По окончании школы я успешно поступил в Ташкентский электротехнический институт связи. И учился там, кстати, без особого напряга…
Но на первом же курсе моя артистическая натура вылезла наружу. В институте шел какой-то праздничный вечер, там мог выступить любой, кто имеет что показать. Я ринулся на сцену, исполнил несколько пантомим и неожиданно был принят на ура. С этого момента мой внутренний клоун меня больше не покидал. Однако бросить институт значило мгновенно оказаться в армии, которая немногим отличалась от тюрьмы. А тут — военная кафедра. В результате я получил диплом инженера и даже распределился в Ташкентский проектный институт.
Агитбригада в Институте связи
Однако и на новом месте я с первых дней показал себя артистом. Что любопытно, руководство учреждения меня поддержало, им нужна была художественная самодеятельность. Начальник проектного института (припоминаю фамилию - Иноятов) оказался большим любителем театра и вообще искусства. Именно он дал мне возможность делать то, что я хочу. Я стал обычным электриком. Времени свободного — уйма, делай что душе угодно.
С моими друзьями Олегом Луговским, Ришатом Валитовым и Рустамом Нуритдиновым случилась похожая история. Все они работали инженерами, все мечтали стать профессиональными артистами. Мы продолжали встречаться и выдумывать смешные пантомимы.

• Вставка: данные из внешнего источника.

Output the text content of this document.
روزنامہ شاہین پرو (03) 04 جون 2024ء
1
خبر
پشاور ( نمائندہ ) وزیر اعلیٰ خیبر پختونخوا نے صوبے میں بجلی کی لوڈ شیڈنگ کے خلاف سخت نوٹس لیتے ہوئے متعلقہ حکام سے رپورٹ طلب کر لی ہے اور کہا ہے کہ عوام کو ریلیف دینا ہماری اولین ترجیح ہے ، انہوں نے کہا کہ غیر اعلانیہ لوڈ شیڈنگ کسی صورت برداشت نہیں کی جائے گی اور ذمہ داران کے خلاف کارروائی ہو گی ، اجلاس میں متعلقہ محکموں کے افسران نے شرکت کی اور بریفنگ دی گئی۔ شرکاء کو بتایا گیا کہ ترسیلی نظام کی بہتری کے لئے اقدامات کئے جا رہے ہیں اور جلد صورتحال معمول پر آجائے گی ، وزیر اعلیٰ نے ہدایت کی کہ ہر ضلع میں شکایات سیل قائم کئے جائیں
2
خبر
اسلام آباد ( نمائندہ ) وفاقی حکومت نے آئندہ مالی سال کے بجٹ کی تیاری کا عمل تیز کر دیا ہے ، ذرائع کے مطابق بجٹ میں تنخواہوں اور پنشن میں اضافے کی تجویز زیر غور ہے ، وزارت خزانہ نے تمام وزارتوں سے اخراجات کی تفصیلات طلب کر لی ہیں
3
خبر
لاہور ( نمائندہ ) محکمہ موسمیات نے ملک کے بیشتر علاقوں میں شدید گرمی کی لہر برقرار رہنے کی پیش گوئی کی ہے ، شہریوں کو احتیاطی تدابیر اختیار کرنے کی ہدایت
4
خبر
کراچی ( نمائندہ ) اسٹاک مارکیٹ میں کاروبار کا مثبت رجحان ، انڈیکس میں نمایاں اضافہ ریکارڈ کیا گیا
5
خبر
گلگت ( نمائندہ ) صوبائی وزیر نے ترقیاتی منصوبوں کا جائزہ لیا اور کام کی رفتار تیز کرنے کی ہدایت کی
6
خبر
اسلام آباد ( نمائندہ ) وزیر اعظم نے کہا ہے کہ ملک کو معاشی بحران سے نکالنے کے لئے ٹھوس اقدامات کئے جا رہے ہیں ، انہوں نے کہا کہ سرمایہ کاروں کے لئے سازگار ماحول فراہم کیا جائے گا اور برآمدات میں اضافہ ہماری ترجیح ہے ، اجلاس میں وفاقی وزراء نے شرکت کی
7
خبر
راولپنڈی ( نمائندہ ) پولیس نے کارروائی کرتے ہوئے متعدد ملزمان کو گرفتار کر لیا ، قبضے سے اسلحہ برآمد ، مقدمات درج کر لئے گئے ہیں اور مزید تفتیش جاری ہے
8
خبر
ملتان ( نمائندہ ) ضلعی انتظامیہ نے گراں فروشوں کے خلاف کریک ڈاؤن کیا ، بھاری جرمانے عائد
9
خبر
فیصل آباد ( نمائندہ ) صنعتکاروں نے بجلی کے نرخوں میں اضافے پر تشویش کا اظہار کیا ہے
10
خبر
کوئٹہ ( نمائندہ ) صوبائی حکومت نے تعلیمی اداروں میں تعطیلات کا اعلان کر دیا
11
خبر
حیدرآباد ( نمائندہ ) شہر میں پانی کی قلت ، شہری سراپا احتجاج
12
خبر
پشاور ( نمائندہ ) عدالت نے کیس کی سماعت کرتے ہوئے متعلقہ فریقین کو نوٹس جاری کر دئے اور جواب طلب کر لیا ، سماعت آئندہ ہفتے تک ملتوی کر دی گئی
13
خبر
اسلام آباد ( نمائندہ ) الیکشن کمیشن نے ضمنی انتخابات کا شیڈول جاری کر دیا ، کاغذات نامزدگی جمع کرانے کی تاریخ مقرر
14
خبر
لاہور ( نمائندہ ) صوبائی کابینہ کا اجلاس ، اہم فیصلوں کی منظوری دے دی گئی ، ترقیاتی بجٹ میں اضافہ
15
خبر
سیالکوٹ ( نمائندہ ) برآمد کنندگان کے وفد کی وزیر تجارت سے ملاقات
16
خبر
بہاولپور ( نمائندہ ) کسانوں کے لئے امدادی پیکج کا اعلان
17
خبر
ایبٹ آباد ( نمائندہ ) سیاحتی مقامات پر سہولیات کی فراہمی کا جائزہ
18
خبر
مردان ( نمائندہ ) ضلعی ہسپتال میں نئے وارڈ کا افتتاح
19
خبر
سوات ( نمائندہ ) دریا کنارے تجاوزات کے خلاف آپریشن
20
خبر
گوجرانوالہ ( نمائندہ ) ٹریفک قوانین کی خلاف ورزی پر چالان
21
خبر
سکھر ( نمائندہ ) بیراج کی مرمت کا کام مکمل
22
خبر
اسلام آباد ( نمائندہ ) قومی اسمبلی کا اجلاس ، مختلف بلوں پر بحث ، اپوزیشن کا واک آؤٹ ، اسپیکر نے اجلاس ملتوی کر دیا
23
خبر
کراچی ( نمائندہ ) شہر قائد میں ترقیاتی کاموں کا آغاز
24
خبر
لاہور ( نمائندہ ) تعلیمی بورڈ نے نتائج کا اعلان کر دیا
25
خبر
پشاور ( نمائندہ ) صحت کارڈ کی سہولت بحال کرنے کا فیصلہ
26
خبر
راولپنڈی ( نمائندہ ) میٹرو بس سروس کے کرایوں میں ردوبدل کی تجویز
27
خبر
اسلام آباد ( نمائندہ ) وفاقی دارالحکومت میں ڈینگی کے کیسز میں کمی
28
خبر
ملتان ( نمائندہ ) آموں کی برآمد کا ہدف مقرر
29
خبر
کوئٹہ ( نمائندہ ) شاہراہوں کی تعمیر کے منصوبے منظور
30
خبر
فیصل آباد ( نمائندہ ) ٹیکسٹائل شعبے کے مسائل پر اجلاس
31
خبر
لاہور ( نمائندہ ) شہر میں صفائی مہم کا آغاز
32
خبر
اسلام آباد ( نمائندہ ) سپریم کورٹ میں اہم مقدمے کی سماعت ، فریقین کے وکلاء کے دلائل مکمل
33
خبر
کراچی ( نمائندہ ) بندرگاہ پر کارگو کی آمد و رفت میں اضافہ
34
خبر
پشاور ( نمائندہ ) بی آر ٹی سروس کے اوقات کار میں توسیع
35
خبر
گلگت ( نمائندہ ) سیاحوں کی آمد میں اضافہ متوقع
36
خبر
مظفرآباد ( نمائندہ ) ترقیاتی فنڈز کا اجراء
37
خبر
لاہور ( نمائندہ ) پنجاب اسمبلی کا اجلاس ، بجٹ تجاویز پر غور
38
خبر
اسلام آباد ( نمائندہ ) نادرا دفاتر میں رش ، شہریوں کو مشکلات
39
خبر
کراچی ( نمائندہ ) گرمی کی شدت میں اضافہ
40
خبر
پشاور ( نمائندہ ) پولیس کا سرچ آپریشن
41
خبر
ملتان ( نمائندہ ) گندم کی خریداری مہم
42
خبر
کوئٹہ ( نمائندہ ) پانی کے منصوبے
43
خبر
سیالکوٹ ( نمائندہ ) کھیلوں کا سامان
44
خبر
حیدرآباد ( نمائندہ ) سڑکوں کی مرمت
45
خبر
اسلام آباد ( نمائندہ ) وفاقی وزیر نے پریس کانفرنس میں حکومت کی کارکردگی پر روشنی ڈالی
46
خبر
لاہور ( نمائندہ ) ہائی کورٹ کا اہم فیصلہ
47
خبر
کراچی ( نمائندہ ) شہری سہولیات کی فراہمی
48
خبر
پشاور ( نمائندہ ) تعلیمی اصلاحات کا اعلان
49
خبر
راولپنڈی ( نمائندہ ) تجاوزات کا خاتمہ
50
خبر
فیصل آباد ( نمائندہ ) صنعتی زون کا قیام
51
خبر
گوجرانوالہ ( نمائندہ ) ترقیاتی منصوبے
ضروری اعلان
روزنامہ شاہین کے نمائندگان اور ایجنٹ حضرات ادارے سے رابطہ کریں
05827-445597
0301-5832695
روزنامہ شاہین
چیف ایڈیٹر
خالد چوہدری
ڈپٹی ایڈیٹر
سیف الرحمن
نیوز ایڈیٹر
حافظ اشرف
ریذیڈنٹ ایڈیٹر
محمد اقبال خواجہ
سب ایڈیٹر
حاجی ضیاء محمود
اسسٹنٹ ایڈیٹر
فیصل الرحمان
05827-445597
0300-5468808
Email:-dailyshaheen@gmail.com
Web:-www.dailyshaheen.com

Если где-то в городе нужны были клоуны, мы стремительно неслись туда. Деньги нас не особо интересовали; когда же вдруг нам еще и платили, то мы это дело немедленно… э… отмечали.

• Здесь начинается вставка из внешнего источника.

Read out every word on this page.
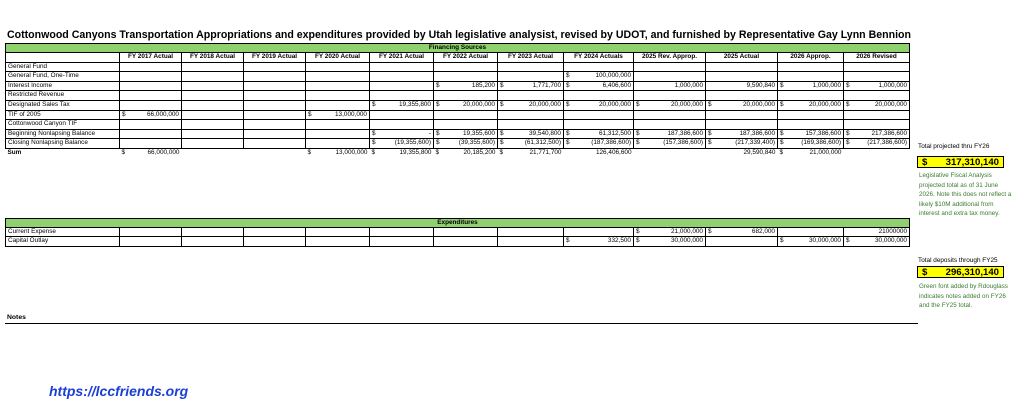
Cottonwood Canyons Transportation Appropriations and expenditures provided by Utah legislative analysist, revised by UDOT, and furnished by Representative Gay Lynn Bennion
Financing Sources												
	FY 2017 Actual	FY 2018 Actual	FY 2019 Actual	FY 2020 Actual	FY 2021 Actual	FY 2022 Actual	FY 2023 Actual	FY 2024 Actuals	2025 Rev. Approp.	2025 Actual	2026 Approp.	2026 Revised
General Fund												
General Fund, One-Time								$ 100,000,000				

Interest Income						$ 185,200	$ 1,771,700	$ 6,406,600	1,000,000	9,590,840	$ 1,000,000	$ 1,000,000

Restricted Revenue												
Designated Sales Tax					$ 19,355,800	$ 20,000,000	$ 20,000,000	$ 20,000,000	$ 20,000,000	$ 20,000,000	$ 20,000,000	$ 20,000,000

TIF of 2005	$ 66,000,000			$ 13,000,000								

Cottonwood Canyon TIF												
Beginning Nonlapsing Balance					$ -	$ 19,355,600	$ 39,540,800	$ 61,312,500	$ 187,386,600	$ 187,386,600	$ 157,386,600	$ 217,386,600

Closing Nonlapsing Balance					$ (19,355,600)	$ (39,355,600)	$ (61,312,500)	$ (187,386,600)	$ (157,386,600)	$ (217,339,400)	$ (169,386,600)	$ (217,386,600)

Sum	$ 66,000,000			$ 13,000,000	$ 19,355,800	$ 20,185,200	$ 21,771,700	126,406,600		29,590,840	$ 21,000,000	

Expenditures												
Current Expense									$ 21,000,000	$ 682,000		21000000
Capital Outlay								$ 332,500	$ 30,000,000		$ 30,000,000	$ 30,000,000
Total projected thru FY26
$ 317,310,140
Legislative Fiscal Analysis projected total as of 31 June 2026. Note this does not reflect a likely $10M additional from interest and extra tax money.
Total deposits through FY25
$ 296,310,140
Green font added by Rdouglass indicates notes added on FY26 and the FY25 total.
Notes
https://lccfriends.org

— А в «Ильхоме» вы как оказались?
— Однажды, году в 1986-м, в Ташкентском цирке выступала с гастролями группа «Лицедеи», команда лучших клоунов страны, а может, и мира. Я подумал: вот бы показать им нашу программу! Поговорил с папой, он сразу предложил театр «Ильхом».
— Он дружил с Марком Вайлем?
— Они, скорее, были коллегами. Отцу всегда нравились инакомыслящие, творческие люди — так же, как и Марку. Еще до нашего визита в «Ильхом» Вайль и Брим создали спектакль «Магомед, Мамед, Мамиш» по книге Чингиза Гусейнова…
Афиша театра «Ильхом»
Отец всегда относился к Театру как к живому организму. И я помню, он говорил: поскольку «Ильхом» расположен в подвале, под землей, то вместо окон в нем должны быть зеркала. Именно эту идею он осуществил в сценографии спектакля «Магомед, Мамед, Мамиш».
Итак, мы пробрались за кулисы ташкентского Цирка и пригласили «лицедеев» на наше выступление. Они пообещали прийти.
И вот четверка клоунов впервые открывает для себя двери одного из самых загадочных и удивительных театров города Ташкента. Мы же были такие уличные артисты, и атмосфера репертуарного театра нас просто заворожила.
Спектакль прошел в страшном напряжении. Еще бы! Наши зрители — великие «Лицедеи», а мы какие-то инженеры-самоучки. Но мы были приняты и поняты! В ходе обсуждения «лицедей» Антон Адасинский (ныне — художественный руководитель театра DEREVO в Дрездене) вспомнил то место в нашем спектакле, где Ришат говорит: «Птицы с Юга», — и предложил именно так назвать нашу команду. Идея нам понравилась.
Дальше было знакомство с Вайлем, разговор о принципах «Ильхома» и его предложение сотрудничества. Мы были ошеломлены!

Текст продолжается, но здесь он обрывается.